Deepening Our Relationships

Posted by: Pastor Clint Reiff 5 years, 3 months ago

Christianity provides a relational list of resources that draws people today just as it did in the first century. Real spiritual relationships with “one-another’s” occur in a relational setting with five interwoven threads. We will look at these in this and the next four articles.

The first thread is: relationships must deepen to grow.

Thinking of these five threads attached to a fence to provide the structure for the growth of a vine, we should see the vine as the relationship that attaches itself to the threads to grow relationships of integrity and truth in a world that has no integrity and only occasional glances at the truth.

In order to get deeper, you have to get dirty.

A pastor from a small church off North Shepherd went to visit a new church member at the garage where he worked. When the pastor tried to shake hands with the mechanic, the mechanic pulled his hand away and said “whoa, pastor I can’t shake your hand. They are all greasy.” So the pastor grabbed an oily rag and wiped his hands and extended it again and said “Let’s try this again.”

Deepening growth has been defined as “digging in the dirt.” Plants must first grow downward before they can grow upward. Dirty hands, sore bent knees, water and mud, and clearing the clay and rocks are what produce the colorful blooming relationships.

It is oftentimes hard to understand that moving in a downward direction is positive. We are used to thinking of God as above us but seldom think about under us. God is not only “overarching” but is “undergirding”. For our relationships to be fruitful, they must first be rooted. They must be rooted in the soil of the Spirit. Fruit begins at the roots.

The Bible shares the story of the one true god who left the clean for the dirty. In the greatest deepening of a relationship in history, God came to this big dirt clod called earth and became one of us. But that was not deep or dirty enough; he fell to His knees and washed the disciples’ feet, the blisters, corns, ingrown toenails, fungus and all. He did what no other rabbi would even think to do. He washed the feet of His students. He got His hands wet and dirty.

His goal was not to keep His hands clean but to clean the hearts of mankind. He became dirty so that we could through a relationship with Him become clean. Way too many of us are wearing gloves and trying to keep our hands clean when one day God will check to make sure there is dirt under our fingernails.

The Master of all became the Servant of all. The word servant actually means to “wait tables.” For the church it means that rather than hurry to get a chair at the table, we should be pulling the chair out for others to take a seat, filling water glasses, serving and bussing the tables.

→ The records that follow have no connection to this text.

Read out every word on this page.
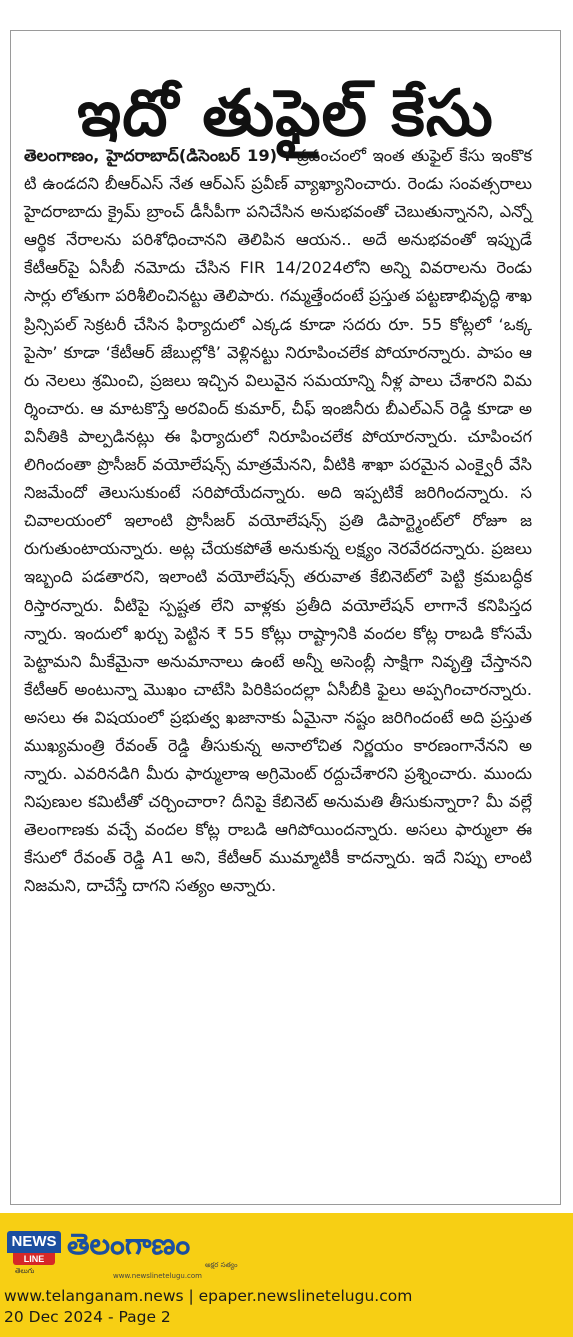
ఇదో తుఫైల్ కేసు
తెలంగాణం, హైదరాబాద్(డిసెంబర్ 19) : ప్రపంచంలో ఇంత తుఫైల్ కేసు ఇంకొకటి ఉండదని బీఆర్ఎస్ నేత ఆర్ఎస్ ప్రవీణ్ వ్యాఖ్యానించారు. రెండు సంవత్సరాలు హైదరాబాదు క్రైమ్ బ్రాంచ్ డీసీపీగా పనిచేసిన అనుభవంతో చెబుతున్నానని, ఎన్నో ఆర్థిక నేరాలను పరిశోధించానని తెలిపిన ఆయన.. అదే అనుభవంతో ఇప్పుడే కేటీఆర్‌పై ఏసీబీ నమోదు చేసిన FIR 14/2024లోని అన్ని వివరాలను రెండు సార్లు లోతుగా పరిశీలించినట్టు తెలిపారు. గమ్మత్తేందంటే ప్రస్తుత పట్టణాభివృద్ధి శాఖ ప్రిన్సిపల్ సెక్రటరీ చేసిన ఫిర్యాదులో ఎక్కడ కూడా సదరు రూ. 55 కోట్లలో ‘ఒక్క పైసా’ కూడా ‘కేటీఆర్ జేబుల్లోకి’ వెళ్లినట్టు నిరూపించలేక పోయారన్నారు. పాపం ఆరు నెలలు శ్రమించి, ప్రజలు ఇచ్చిన విలువైన సమయాన్ని నీళ్ల పాలు చేశారని విమర్శించారు. ఆ మాటకొస్తే అరవింద్ కుమార్, చీఫ్ ఇంజినీరు బీఎల్ఎన్ రెడ్డి కూడా అవినీతికి పాల్పడినట్లు ఈ ఫిర్యాదులో నిరూపించలేక పోయారన్నారు. చూపించగలిగిందంతా ప్రొసీజర్ వయోలేషన్స్ మాత్రమేనని, వీటికి శాఖా పరమైన ఎంక్వైరీ వేసి నిజమేందో తెలుసుకుంటే సరిపోయేదన్నారు. అది ఇప్పటికే జరిగిందన్నారు. సచివాలయంలో ఇలాంటి ప్రొసీజర్ వయోలేషన్స్ ప్రతి డిపార్ట్మెంట్‌లో రోజూ జరుగుతుంటాయన్నారు. అట్ల చేయకపోతే అనుకున్న లక్ష్యం నెరవేరదన్నారు. ప్రజలు ఇబ్బంది పడతారని, ఇలాంటి వయోలేషన్స్ తరువాత కేబినెట్‌లో పెట్టి క్రమబద్ధీకరిస్తారన్నారు. వీటిపై స్పష్టత లేని వాళ్లకు ప్రతీది వయోలేషన్ లాగానే కనిపిస్తదన్నారు. ఇందులో ఖర్చు పెట్టిన ₹ 55 కోట్లు రాష్ట్రానికి వందల కోట్ల రాబడి కోసమే పెట్టామని మీకేమైనా అనుమానాలు ఉంటే అన్నీ అసెంబ్లీ సాక్షిగా నివృత్తి చేస్తానని కేటీఆర్ అంటున్నా మొఖం చాటేసి పిరికిపందల్లా ఏసీబీకి ఫైలు అప్పగించారన్నారు. అసలు ఈ విషయంలో ప్రభుత్వ ఖజానాకు ఏమైనా నష్టం జరిగిందంటే అది ప్రస్తుత ముఖ్యమంత్రి రేవంత్ రెడ్డి తీసుకున్న అనాలోచిత నిర్ణయం కారణంగానేనని అన్నారు. ఎవరినడిగి మీరు ఫార్ములాఇ అగ్రిమెంట్ రద్దుచేశారని ప్రశ్నించారు. ముందు నిపుణుల కమిటీతో చర్చించారా? దీనిపై కేబినెట్ అనుమతి తీసుకున్నారా? మీ వల్లే తెలంగాణకు వచ్చే వందల కోట్ల రాబడి ఆగిపోయిందన్నారు. అసలు ఫార్ములా ఈ కేసులో రేవంత్ రెడ్డి A1 అని, కేటీఆర్ ముమ్మాటికీ కాదన్నారు. ఇదే నిప్పు లాంటి నిజమని, దాచేస్తే దాగని సత్యం అన్నారు.
NEWS
LINE
తెలుగు
తెలంగాణం
అక్షర సత్యం
www.newslinetelugu.com
www.telanganam.news | epaper.newslinetelugu.com
20 Dec 2024 - Page 2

If you think this kind of attitude and action will damage your status, dignity, or respectability, think about this: what happens to your dignity when you are hung nearly naked, beaten and bloody on a tree surrounded by criminals? What does it say about your status when you are on your knees washing dirty smelly feet? What is respectable about being born in a manger?

A second trait of a deepening relationship is that we get rooted together. That is to say, that our roots and thus our lives become intertwined together in the rich soil of the Spirit.

The church is the place where we learn to forgive and serve. It is the place where gifts are grown and exchanged. It is a foretaste of the Kingdom that is to come. It is the place where the Spirit transcends and moves about drawing us both to Him and each other.